Everett Deran Kilmer left this world on July 29th, just days short of his 90th birthday on August 1st. He was preceded in death by his parents and a brother, Alvin Kilmer.
Everett’s story began on August 1, 1929, when he was welcomed as the second child of Clarence E. Kilmer and Ella Long Kilmer, joining his big sister Marie at their home near Arnold, NE. The young family then welcomed another son, Robert, in 1932. In the spring of 1933 they decided to follow Clarence’s brothers westward to Lusk, WY due to their previous year’s crop being hailed out in Nebraska. They bought land from Albert Bruch on Kirtley Road, northeast of Lusk, where Clarence set up a farming operation. Another son, Alvin, rounded out the family in 1936. While his three siblings grew up to pursue other careers, Everett was to remain connected to that land for the rest of his life.
After graduating from Lusk High School in 1947 Everett attended the University Of Wyoming and was a member of the UW football team. After one year there he returned home to help his father after his parents divorced. Still a Cowboy at heart, he traveled to Laramie games often.
On July 3, 1954, Everett married Fredda Lou Aten of Lance Creek. They soon made their home on the Kirtley property, assuming it from Clarence who suffered from ill health. On July 13, 1955, a son, Bruce Michael was born to the couple.

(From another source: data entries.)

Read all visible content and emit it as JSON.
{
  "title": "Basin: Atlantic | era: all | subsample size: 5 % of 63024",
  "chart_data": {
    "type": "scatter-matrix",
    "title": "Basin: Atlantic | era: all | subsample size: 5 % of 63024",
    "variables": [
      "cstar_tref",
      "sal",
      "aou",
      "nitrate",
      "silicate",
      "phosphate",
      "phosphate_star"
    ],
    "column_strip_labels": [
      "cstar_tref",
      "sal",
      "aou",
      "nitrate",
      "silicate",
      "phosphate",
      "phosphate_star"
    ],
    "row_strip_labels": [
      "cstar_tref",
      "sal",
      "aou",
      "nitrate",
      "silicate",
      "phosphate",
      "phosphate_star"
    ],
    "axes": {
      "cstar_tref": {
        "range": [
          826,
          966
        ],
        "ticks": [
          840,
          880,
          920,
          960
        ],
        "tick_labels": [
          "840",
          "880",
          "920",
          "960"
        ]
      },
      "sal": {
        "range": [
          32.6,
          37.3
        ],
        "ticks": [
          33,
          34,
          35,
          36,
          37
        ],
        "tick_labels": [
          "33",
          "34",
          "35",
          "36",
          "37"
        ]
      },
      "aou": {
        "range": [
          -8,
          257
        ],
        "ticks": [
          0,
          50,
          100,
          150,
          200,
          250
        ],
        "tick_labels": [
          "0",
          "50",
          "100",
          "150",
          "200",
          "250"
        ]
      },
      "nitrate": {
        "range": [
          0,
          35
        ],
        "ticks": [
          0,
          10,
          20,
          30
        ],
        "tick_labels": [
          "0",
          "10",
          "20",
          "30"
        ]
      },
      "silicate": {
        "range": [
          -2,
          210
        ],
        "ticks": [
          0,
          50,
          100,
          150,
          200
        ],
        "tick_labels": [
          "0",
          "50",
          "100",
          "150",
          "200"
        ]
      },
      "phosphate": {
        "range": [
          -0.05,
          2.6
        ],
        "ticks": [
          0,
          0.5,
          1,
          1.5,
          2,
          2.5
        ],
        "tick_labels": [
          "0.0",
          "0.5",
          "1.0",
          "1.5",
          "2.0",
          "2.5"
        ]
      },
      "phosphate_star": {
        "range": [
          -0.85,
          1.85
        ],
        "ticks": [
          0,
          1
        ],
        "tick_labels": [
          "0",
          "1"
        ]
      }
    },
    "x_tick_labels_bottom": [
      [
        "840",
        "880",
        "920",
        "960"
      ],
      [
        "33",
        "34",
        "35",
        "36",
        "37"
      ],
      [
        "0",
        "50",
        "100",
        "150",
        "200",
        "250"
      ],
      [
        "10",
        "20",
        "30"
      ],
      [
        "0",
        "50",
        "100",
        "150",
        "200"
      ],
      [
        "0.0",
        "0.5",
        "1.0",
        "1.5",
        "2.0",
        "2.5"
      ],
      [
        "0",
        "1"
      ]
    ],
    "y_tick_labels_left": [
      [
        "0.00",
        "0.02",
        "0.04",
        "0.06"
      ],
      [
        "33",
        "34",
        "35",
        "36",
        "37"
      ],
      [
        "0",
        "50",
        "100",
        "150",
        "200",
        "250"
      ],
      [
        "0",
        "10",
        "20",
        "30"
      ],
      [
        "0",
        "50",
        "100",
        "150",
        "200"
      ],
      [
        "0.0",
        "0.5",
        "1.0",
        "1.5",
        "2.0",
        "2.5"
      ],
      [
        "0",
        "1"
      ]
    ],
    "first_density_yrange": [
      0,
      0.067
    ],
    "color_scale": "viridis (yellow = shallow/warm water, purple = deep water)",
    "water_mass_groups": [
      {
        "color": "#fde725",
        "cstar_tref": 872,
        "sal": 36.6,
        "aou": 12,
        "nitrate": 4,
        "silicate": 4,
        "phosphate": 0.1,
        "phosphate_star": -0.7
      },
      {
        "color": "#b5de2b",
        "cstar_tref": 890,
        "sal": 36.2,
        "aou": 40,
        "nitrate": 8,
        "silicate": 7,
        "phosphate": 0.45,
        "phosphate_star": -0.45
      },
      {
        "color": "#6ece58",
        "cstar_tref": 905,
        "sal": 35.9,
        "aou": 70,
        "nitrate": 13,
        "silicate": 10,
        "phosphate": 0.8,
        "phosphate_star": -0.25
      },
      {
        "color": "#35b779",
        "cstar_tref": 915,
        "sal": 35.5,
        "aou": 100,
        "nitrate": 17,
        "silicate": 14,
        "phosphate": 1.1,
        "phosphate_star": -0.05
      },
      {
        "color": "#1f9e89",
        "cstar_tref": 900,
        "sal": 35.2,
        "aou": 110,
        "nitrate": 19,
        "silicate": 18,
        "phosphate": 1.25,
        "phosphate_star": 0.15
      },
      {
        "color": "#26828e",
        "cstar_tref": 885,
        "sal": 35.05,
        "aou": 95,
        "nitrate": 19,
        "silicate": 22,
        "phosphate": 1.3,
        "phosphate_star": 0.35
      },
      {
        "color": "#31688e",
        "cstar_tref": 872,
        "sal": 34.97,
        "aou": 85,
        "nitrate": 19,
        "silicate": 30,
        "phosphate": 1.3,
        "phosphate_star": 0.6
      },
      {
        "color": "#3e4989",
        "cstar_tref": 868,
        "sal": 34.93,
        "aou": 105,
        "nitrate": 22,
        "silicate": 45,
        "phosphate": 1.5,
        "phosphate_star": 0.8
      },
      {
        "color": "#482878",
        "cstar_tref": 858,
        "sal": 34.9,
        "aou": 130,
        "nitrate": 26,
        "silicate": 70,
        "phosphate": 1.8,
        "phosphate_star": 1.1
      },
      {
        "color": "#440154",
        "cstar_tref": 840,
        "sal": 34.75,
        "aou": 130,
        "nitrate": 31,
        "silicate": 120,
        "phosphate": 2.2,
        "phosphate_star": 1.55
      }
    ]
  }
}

Everett continued the farming operations, along with cattle and sheep. He acquired a 1955 John Deere “R”, and he and his “Johnny-Popper” spent endless hours together raising the acres of wheat he loved to see ripening. The “R” was eventually replaced but still runs today.
Everett and Fredda Lou drove the Kirtley school bus for many years. The route was first driven by Clarence for a number of years beginning in 1935, then taken over by Donny and Thelma Freeman for a few years. When Donny’s health failed, Everett and Fredda Lou assumed the route. Fredda Lou, the primary driver, drove the bus for 29 years, then Bruce held the contract for 26 more years, the bus being discontinued just this year.
In 1947, at seventeen years old and still in high school, Everett joined the National Guard. He quickly worked through the ranks of corporal, Sergeant First Class, then spent five years as Master Sergeant of the most highly rated heavy artillery unit in the state. When pressured to take the next step of moving into Officers Training, Everett reluctantly resigned in 1959 because it would take too much time away from the ranch. During his eleven years the country saw conflicts in Korea and Vietnam, but his unit was never called into active duty.
Everett was always striving for the betterment of the community. He was involved in many activities and organizations. He helped build the first telephone line for the Kirtley Community. A charter member of the Up & Coming 4-H Club, he later served the club as a 4-H leader. He became a licensed realtor. He was a member of the Lusk Congregational Church, the Harrison Square Dance Club, the Arabian Horse Association, the Masons, and the Elks Organization, serving a term as Exalted Ruler of Lodge 1797. He also served four years on the Wyoming State School Board.
His most extensive involvement was his affiliation with the rural electric cooperative associations. He served on the local Niobrara Electric Board for forty-one years as well as higher level boards including twenty years on the Tri-State Generation and Transmission Board, and was a director of the Colorado River Electric Distribution Association. He also served on the National Rural Electric Cooperative Association board and was elected Chairman in 2004. He traveled extensively attending these meetings, and sometimes Fredda Lou would manage to hire a substitute bus driver and go along. They did enjoy together the Alaskan cruise presented to Everett as a retirement gift from the National association.
Everett never knew a stranger and loved having visitors. Fredda Lou learned to always have coffee and brownies at the ready for anyone who might drop by. He delighted in being the perpetrator of more than a few pranks and was well known for his jokes, not only for their humor, but for his swift recall of a joke for every situation. This talent served him well in his years of meetings and board rooms.
He made a point of keeping in touch with family back in Nebraska, where both he and Fredda Lou had roots. On a trip to a family reunion there in 2003, Everett suffered a debilitating stroke. As a result, he and Fredda Lou moved into Lusk in 2005; Bruce and Barbara purchased the ranch from his parents. His years of farming were ended, but his ability to tell stories and jokes remained intact and he regaled the community with his craft.
Everett loved the land, the trophy deer that inhabited the Breaks, his cattle, the dogs that faithfully followed him around the field, and his horses, especially VR, a trusty Arabian given to him by his uncle Venus Kilmer. But most of all, his family was the pride of his life; his wife Fredda Lou, Bruce and his wife Barbara, and grandsons, Greg and Brent and their families. Grandpa will be dearly missed.
He lived life to the full and, as Fredda Lou has always said, he did it his way.